Vom „Baur au Lac“ in die Untersuchungsmühlen

(causasportnewsd / red. / 10. Januar 2020) Das Luxus-Hotel „Baur au Lac“ zählt zu den nobelsten Adressen der Stadt Zürich. In diesem Hotel pflegten u.a. die Top-Fussballfunktionäre zu wohnen, falls sie in der Limmatstadt i.S. Weltfussball unterwegs waren (der Sitz des Weltfussballverbandes FIFA befindet sich ebenfalls in Zürich). Das war bis 2015 so; dann ereignete sich eine Wende, die alles andere als nobel zu bezeichnen war: Das Hotel an bester Lage am Zürichsee geriet weltweit in die Schlagzeilen, und entsprechende Bilder gingen um die Welt, als die Schweizer Behörden auf Ersuchen der Amerikaner in einer spektakulären, medial orchestrierten Aktion in den frühen Morgenstunden des 27. Mai 2015 sechs Fussball-Funktionäre im „Baur au Lac“ aus den Betten holten und abführten. Bis heute wirkt dieses Ereignis nachhaltig. Für die Schweiz und das Nobel-Hotel bedeutete diese Vorgehensweise allerdings ein bis heute nachwirkender Reputationsschaden. Für die Verhafteten war der Tapetenwechsel vom Hotel „Baur au Lac“ ins Untersuchungsgefängnis ein Schock; die Funktionäre waren sich sehr sicher und hätten nie daran gedacht, dass die internationale Rechtshilfe in Strafsachen in der als „sicher“ geltenden Schweiz derartige Folgen zeitigen könnte.

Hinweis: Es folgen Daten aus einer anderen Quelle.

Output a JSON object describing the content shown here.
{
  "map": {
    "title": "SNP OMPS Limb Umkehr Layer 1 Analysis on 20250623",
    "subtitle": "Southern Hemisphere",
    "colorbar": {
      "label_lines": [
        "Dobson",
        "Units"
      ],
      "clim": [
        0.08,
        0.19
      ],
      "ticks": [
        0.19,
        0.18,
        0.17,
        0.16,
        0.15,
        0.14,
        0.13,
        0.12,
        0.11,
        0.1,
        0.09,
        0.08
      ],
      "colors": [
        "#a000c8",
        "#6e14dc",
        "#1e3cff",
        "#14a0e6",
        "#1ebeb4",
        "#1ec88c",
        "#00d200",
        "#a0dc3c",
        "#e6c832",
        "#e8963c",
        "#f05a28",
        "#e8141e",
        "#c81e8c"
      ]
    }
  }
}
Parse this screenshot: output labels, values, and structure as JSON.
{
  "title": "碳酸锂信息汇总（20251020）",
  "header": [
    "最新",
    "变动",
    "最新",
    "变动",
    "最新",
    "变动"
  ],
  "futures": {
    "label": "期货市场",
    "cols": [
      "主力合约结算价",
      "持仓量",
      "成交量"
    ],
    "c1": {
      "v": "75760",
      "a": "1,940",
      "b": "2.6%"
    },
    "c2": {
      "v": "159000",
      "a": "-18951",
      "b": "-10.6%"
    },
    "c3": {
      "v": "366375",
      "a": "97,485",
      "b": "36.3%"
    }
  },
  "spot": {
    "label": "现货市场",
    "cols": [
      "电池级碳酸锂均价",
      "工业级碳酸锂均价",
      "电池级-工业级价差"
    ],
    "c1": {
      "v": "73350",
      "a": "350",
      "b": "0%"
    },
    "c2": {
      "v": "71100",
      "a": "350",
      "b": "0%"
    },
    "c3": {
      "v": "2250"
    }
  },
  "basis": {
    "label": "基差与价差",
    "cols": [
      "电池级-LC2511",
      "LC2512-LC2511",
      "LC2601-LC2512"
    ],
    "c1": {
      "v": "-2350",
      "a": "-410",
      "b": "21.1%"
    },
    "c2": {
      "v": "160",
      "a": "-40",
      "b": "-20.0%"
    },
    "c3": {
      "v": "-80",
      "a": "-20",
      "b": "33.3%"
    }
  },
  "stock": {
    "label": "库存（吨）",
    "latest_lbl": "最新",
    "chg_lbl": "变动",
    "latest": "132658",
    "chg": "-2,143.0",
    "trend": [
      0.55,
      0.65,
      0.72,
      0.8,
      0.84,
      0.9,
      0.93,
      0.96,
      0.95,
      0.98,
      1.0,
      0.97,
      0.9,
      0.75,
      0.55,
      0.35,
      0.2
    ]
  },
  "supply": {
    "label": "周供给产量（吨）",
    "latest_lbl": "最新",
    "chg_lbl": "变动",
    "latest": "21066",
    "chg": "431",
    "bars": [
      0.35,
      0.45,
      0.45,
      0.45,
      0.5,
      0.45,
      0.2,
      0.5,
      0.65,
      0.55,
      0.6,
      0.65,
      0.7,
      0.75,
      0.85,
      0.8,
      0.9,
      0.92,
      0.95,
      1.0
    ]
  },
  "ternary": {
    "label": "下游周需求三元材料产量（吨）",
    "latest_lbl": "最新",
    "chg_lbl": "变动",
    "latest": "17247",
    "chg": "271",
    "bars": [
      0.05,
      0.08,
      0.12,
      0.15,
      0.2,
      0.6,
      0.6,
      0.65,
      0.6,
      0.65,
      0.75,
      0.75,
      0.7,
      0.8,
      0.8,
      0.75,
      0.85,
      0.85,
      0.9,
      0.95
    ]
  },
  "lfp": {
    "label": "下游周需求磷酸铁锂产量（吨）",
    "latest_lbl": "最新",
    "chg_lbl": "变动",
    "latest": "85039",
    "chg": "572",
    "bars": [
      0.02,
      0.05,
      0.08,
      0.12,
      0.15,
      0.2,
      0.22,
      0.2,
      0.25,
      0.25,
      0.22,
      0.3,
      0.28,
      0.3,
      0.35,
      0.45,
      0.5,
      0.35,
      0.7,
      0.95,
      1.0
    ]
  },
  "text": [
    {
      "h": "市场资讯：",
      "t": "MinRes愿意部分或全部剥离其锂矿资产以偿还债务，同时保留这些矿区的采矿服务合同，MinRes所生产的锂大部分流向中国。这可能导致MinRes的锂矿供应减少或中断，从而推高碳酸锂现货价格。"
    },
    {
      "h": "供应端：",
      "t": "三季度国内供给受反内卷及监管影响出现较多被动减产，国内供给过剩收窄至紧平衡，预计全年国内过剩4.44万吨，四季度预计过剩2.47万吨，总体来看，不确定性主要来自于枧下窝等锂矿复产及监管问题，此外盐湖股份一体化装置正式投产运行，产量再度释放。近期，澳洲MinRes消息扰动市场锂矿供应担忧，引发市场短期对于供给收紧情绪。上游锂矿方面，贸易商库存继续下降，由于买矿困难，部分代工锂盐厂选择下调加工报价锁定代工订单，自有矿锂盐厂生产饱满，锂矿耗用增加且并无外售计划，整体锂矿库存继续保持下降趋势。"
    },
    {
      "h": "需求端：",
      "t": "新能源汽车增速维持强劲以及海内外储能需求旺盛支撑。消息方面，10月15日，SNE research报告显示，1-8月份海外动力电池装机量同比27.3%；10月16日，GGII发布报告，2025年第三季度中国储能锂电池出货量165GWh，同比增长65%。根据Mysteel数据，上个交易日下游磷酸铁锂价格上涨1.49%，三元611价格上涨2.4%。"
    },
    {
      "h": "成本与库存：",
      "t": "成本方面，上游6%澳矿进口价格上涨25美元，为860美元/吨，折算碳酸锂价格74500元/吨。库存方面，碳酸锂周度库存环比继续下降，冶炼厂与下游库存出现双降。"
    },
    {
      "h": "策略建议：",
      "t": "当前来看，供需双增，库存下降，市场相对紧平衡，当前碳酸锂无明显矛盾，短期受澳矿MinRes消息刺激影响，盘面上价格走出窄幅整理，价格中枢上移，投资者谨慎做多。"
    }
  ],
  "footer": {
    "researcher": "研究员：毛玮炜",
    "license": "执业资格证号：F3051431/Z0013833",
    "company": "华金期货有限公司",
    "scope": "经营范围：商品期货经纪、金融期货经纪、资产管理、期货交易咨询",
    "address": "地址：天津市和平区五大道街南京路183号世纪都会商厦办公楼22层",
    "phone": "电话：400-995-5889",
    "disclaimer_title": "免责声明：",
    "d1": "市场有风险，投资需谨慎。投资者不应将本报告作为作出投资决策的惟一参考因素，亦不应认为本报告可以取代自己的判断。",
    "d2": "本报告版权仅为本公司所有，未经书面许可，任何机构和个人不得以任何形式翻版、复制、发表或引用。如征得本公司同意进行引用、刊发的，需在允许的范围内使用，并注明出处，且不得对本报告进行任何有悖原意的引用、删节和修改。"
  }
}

Gegen zwei der damals verhafteten Funktionäre, Nicolas Leoz (Paraguay) und Eduardo Deluca (Argentinien), sind die im Nachgang zu den Verhaftungen angehobenen Strafverfahren beendet, bzw. abgeschlossen worden. Der 91jährige Paraguyaner verstarb im letzten Jahr, und gegen den 80 Jahre alten Argentinier wurde im Dezember des vergangenen Jahres ein noch nicht rechtskräftiger Strafbefehl erlassen. Der Tatbestand der ungetreuen Geschäftsbesorgung wurde als erfüllt angesehen. Beide ehemaligen Fussballfunktionäre hatten nach Auffassung der Schweizer Behörden Gelder des Fussballverbandes von Südamerika abgezweigt. Eduardo Deluca wurde mit einer bedingten Geldstrafe von 36‘000 Franken und einer Busse von 5‘000 belegt. 16,4 Millionen Franken werden an den Verband zurückbezahlt; die Gelder sind von den Behörden auf Konten der beiden Funktionäre bei den Schweizer Banken Credit Suisse und Julius Bär beschlagnahmt worden.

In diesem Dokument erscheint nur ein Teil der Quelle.